Bug, your daddy and I love you so much, and we cannot imagine our lives without you.  You have made life so rich.

Below are some pictures of our life with Bug:


"Bug" - 5 lbs 2 oz, right after delivery and "cleanup time" at the hospital - 5/19/06 - 11:45 PM

Very tired and drugged mama & daddy with tiny girl

5 days old - in our backyard at our first home - one of my favorite pics of us with our little girl, taken by our sweet neighbor Dave - we miss you Dave!

1 year old! - 2007

2 years old - ladybug birthday party - 2008 - I made ladybug cupcakes - so fun!

Bug & Buzz - 3 & 1 - 2009 - Dora party for Bug

4 years old - My Little Pony cake for Bug - 2010

2011 - May - 1st ballet - age 5 - she was a mouse -so cute!

The 3 Musketeers - wearing Auntie Dar's old wigs, before Bailey ate one of them...Spring 2011

CandyLand Birthday Party for the two kids - I made the cake and had SO much fun with it!
I also made a whole bunch of decorations for the party.  What a blast. 2011 - Bug, Age 5, Buzz,  Age 3

5 years old - riding Buzz' bicycle - 2011

6 years old - wearing her strawberry dress...the ones that I bought in duplicates for her and for her little sister Solveig.
  So glad I saved them rather than returning them.
May 2012


Happy Birthday to my sweet Bug!!!  LOVE YOU so much!  May God bless you in your life.
  And may you grow to love Him more and more each day.  You are a blessing.

Wednesday, May 16, 2012

Bug and Buzz

One of my classmates from college asked why I call my kids "Bug" and "Buzz" on the blog.  (Hello, "anonymous" classmate. :))  Well, the main reason is that I'm trying to protect their identity in the blog world as there are some cuckoo types out there who might do strange things if they knew my children's names...and this blog can be found out in cyberspace.  Bug and Buzz are the nicknames that our kids have taken on since they were just babies, and we actually call them that a lot of the time in our lives!  

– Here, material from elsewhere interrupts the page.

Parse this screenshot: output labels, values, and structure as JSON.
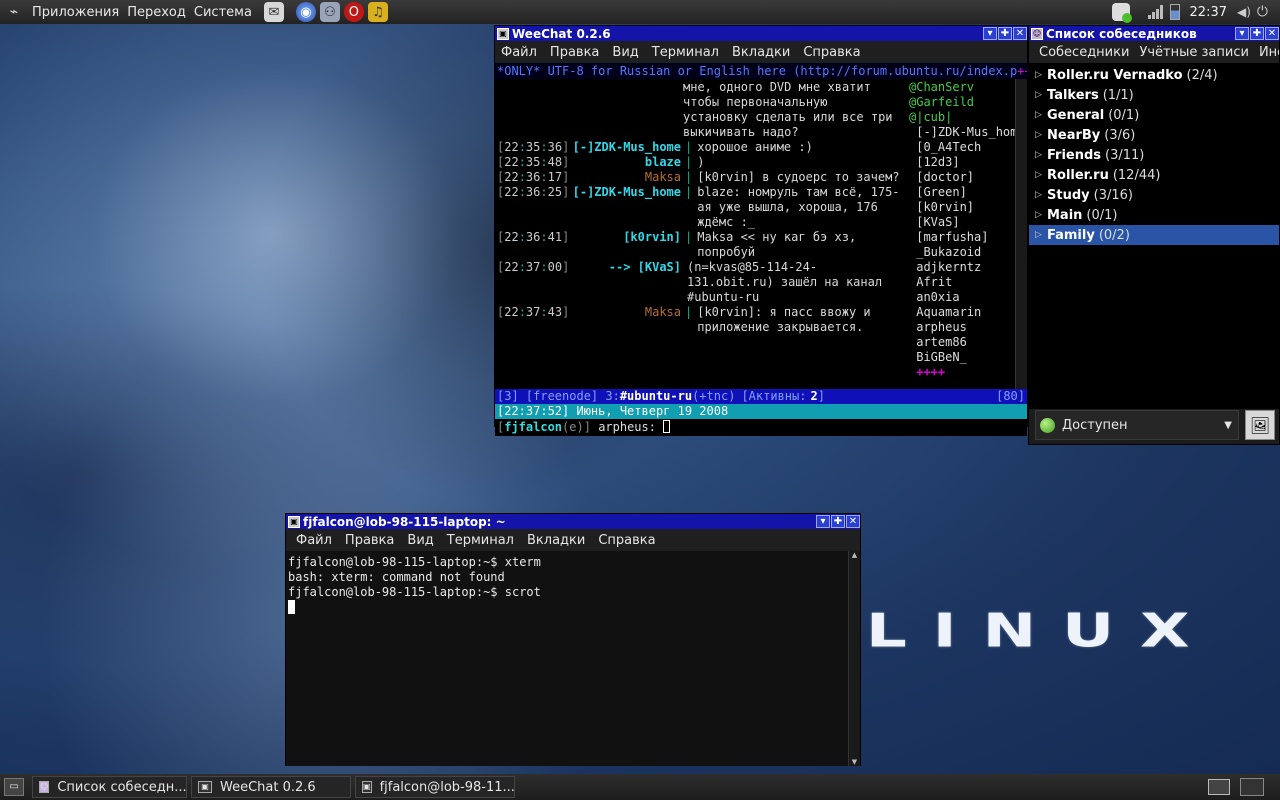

Our daughter "Bug" was so tiny when she was a baby, and I think we just gave her that name because of how small she was...like a bug.  I think it's cute!  Then when Buzz was just a few months old, I asked Bug if Buzz was her buddy, and she said, "No, he's just my Buzz!"  So that's where that name came from - our then two year old.  Very funny.  And honestly, the nickname suits his funny personality quite well.  

There you have it - Bug and Buzz!  They and their daddy are some of my favorite people in the whole wide world, and I love sharing life with them.

Summer 2011 - Buzz Age 3

Bug and her Daddy Erik, Summer 2011 - Bug Age 5

Tuesday, May 15, 2012

Mother's Day

I'm linking up with Tesha today.  If you're new, please go over to the sidebar and click on my recent posts or on the labels for stillbirth or Solveig if you want to read more about our sweet girl.  She was born still on 2/29/12 at 33.5 weeks gestation, 3 lbs. 11 oz and 18 in. long.  I still need to get some tabs or something at the top of my blog page for different subjects but don't know how to do it.  If you know how, would you please leave me a message?  Thank you so much.

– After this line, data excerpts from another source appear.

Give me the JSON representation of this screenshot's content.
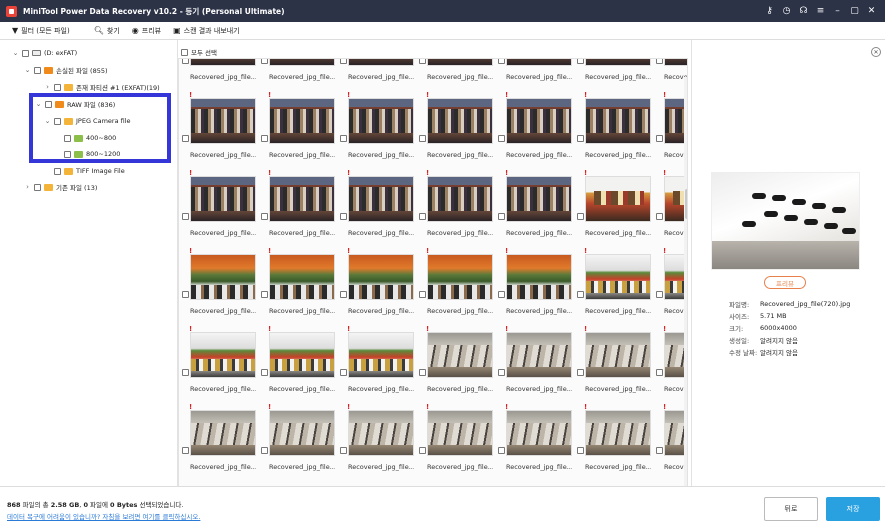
{
  "window": {
    "title": "MiniTool Power Data Recovery v10.2 - 등기 (Personal Ultimate)",
    "controls": [
      "key-icon",
      "clock-icon",
      "headset-icon",
      "menu-icon",
      "minimize-icon",
      "maximize-icon",
      "close-icon"
    ]
  },
  "toolbar": {
    "filter_label": "필터 (모든 파일)",
    "search_label": "찾기",
    "preview_label": "프리뷰",
    "export_label": "스캔 결과 내보내기"
  },
  "tree": {
    "drive": "(D: exFAT)",
    "lost_files": "손실된 파일 (855)",
    "partition": "존재 파티션 #1 (EXFAT)(19)",
    "raw_files": "RAW 파일 (836)",
    "jpeg_camera": "JPEG Camera file",
    "size_400_800": "400~800",
    "size_800_1200": "800~1200",
    "tiff": "TIFF Image File",
    "existing": "기존 파일 (13)"
  },
  "center": {
    "select_all": "모두 선택",
    "caption": "Recovered_jpg_file...",
    "rows": [
      [
        "clothes",
        "clothes",
        "clothes",
        "clothes",
        "clothes",
        "clothes",
        "clothes",
        "clothes"
      ],
      [
        "clothes",
        "clothes",
        "clothes",
        "clothes",
        "clothes",
        "toys",
        "toys",
        "toys"
      ],
      [
        "plant",
        "plant",
        "plant",
        "plant",
        "plant",
        "fruit",
        "fruit",
        "fruit"
      ],
      [
        "fruit",
        "fruit",
        "fruit",
        "mall",
        "mall",
        "mall",
        "mall",
        "mall"
      ],
      [
        "mall",
        "mall",
        "mall",
        "mall",
        "mall",
        "mall",
        "mall",
        "mall"
      ]
    ]
  },
  "preview": {
    "button": "프리뷰",
    "info": [
      {
        "k": "파일명:",
        "v": "Recovered_jpg_file(720).jpg"
      },
      {
        "k": "사이즈:",
        "v": "5.71 MB"
      },
      {
        "k": "크기:",
        "v": "6000x4000"
      },
      {
        "k": "생성일:",
        "v": "알려지지 않음"
      },
      {
        "k": "수정 날짜:",
        "v": "알려지지 않음"
      }
    ]
  },
  "footer": {
    "summary_count": "868",
    "summary_text1": " 파일의 총 ",
    "summary_size": "2.58 GB",
    "summary_text2": ", ",
    "summary_selected": "0",
    "summary_text3": " 파일에 ",
    "summary_bytes": "0 Bytes",
    "summary_text4": " 선택되었습니다.",
    "help_link": "데이터 복구에 어려움이 있습니까? 자침을 보려면 여기를 클릭하십시오.",
    "back_label": "뒤로",
    "save_label": "저장"
  },
  "colors": {
    "titlebar": "#2c3347",
    "highlight": "#3436d8",
    "save": "#29a0e0",
    "accent": "#e8804a"
  }
}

Mothers' Day was two days ago.  It was such a bittersweet day for me.  Sweet because I have two wonderful, adorable kids here on this earth...and bittersweet because I have three babies in Heaven waiting for me.  I wish I could have hugged those three and had them with us for Mother's Day.  I really miss my Solveig as she was the one that I held here on this earth...the one that I carried for 33.5 weeks until learning that she had died prematurely inside of me due to the umbilical cord wrapped around her and a knot in the cord.

One of my sweet friends named Mo prayed over mothers in our Sunday school class on Mother's Day.  She prayed for those of us who have lost babies or who have struggled with infertility or other issues.  She has such a kind, loving heart that seems to have more room than the average heart...and I admire her so very much.  Thank you Mo for your sensitivity to me during this time.  You're a beautiful woman of God and I appreciate you.

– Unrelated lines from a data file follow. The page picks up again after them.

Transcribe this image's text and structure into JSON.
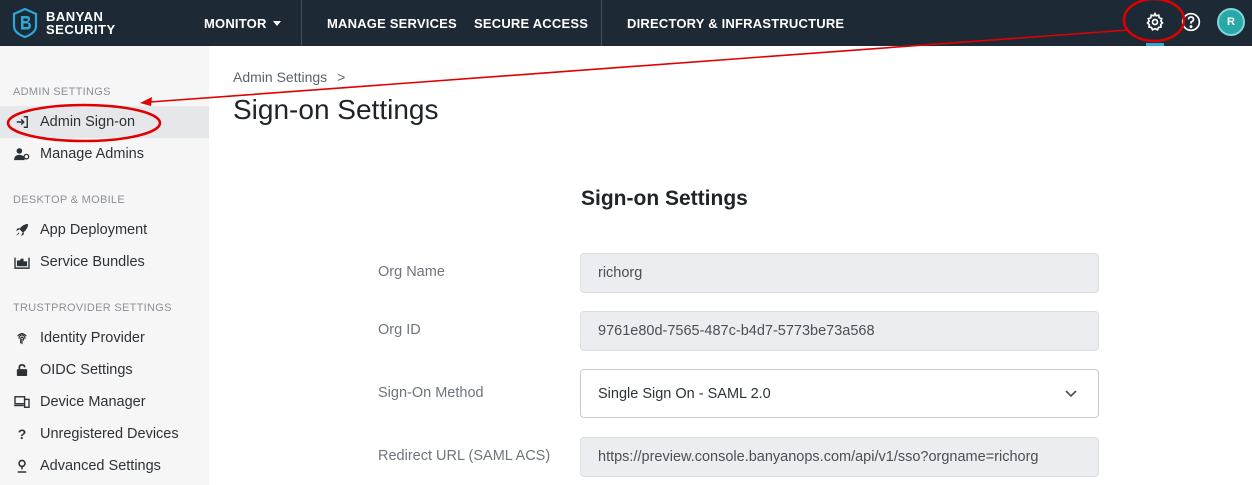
{
  "brand": {
    "line1": "BANYAN",
    "line2": "SECURITY"
  },
  "topnav": {
    "items": [
      {
        "label": "MONITOR"
      },
      {
        "label": "MANAGE SERVICES"
      },
      {
        "label": "SECURE ACCESS"
      },
      {
        "label": "DIRECTORY & INFRASTRUCTURE"
      }
    ],
    "icons": [
      "gear-icon",
      "help-icon"
    ],
    "avatar_initial": "R"
  },
  "sidebar": {
    "sections": [
      {
        "title": "ADMIN SETTINGS",
        "items": [
          {
            "label": "Admin Sign-on",
            "icon": "sign-in-icon",
            "active": true
          },
          {
            "label": "Manage Admins",
            "icon": "admin-user-icon"
          }
        ]
      },
      {
        "title": "DESKTOP & MOBILE",
        "items": [
          {
            "label": "App Deployment",
            "icon": "rocket-icon"
          },
          {
            "label": "Service Bundles",
            "icon": "bundle-icon"
          }
        ]
      },
      {
        "title": "TRUSTPROVIDER SETTINGS",
        "items": [
          {
            "label": "Identity Provider",
            "icon": "fingerprint-icon"
          },
          {
            "label": "OIDC Settings",
            "icon": "lock-icon"
          },
          {
            "label": "Device Manager",
            "icon": "devices-icon"
          },
          {
            "label": "Unregistered Devices",
            "icon": "question-icon"
          },
          {
            "label": "Advanced Settings",
            "icon": "advanced-icon"
          }
        ]
      }
    ]
  },
  "main": {
    "breadcrumb": "Admin Settings",
    "breadcrumb_sep": ">",
    "title": "Sign-on Settings",
    "form": {
      "title": "Sign-on Settings",
      "fields": [
        {
          "label": "Org Name",
          "value": "richorg"
        },
        {
          "label": "Org ID",
          "value": "9761e80d-7565-487c-b4d7-5773be73a568"
        },
        {
          "label": "Sign-On Method",
          "value": "Single Sign On - SAML 2.0"
        },
        {
          "label": "Redirect URL (SAML ACS)",
          "value": "https://preview.console.banyanops.com/api/v1/sso?orgname=richorg"
        }
      ]
    }
  },
  "colors": {
    "topbar": "#1d2a36",
    "accent": "#2ea6d6",
    "annotation": "#e00000"
  }
}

In all honesty, it was painful to be at church on Sunday without my littlest, newest baby in my arms.  I felt such a deep emptiness with her missing and yet such a fullness and appreciation for my two living children.  At times I think, "who am I to complain about not having my babies here?  For with me are two of the most beautiful creations I could ever imagine, and I'm incredibly grateful for them."  My gratitude for my little ones is not diminished by my grief, but my grief and loss is ever present and it is not just going to go away today or tomorrow or in another month or year.  I imagine I will feel this pain for a long time.  But I will also find joy amidst the pain, because He does that for me...the Lord also gives me joy.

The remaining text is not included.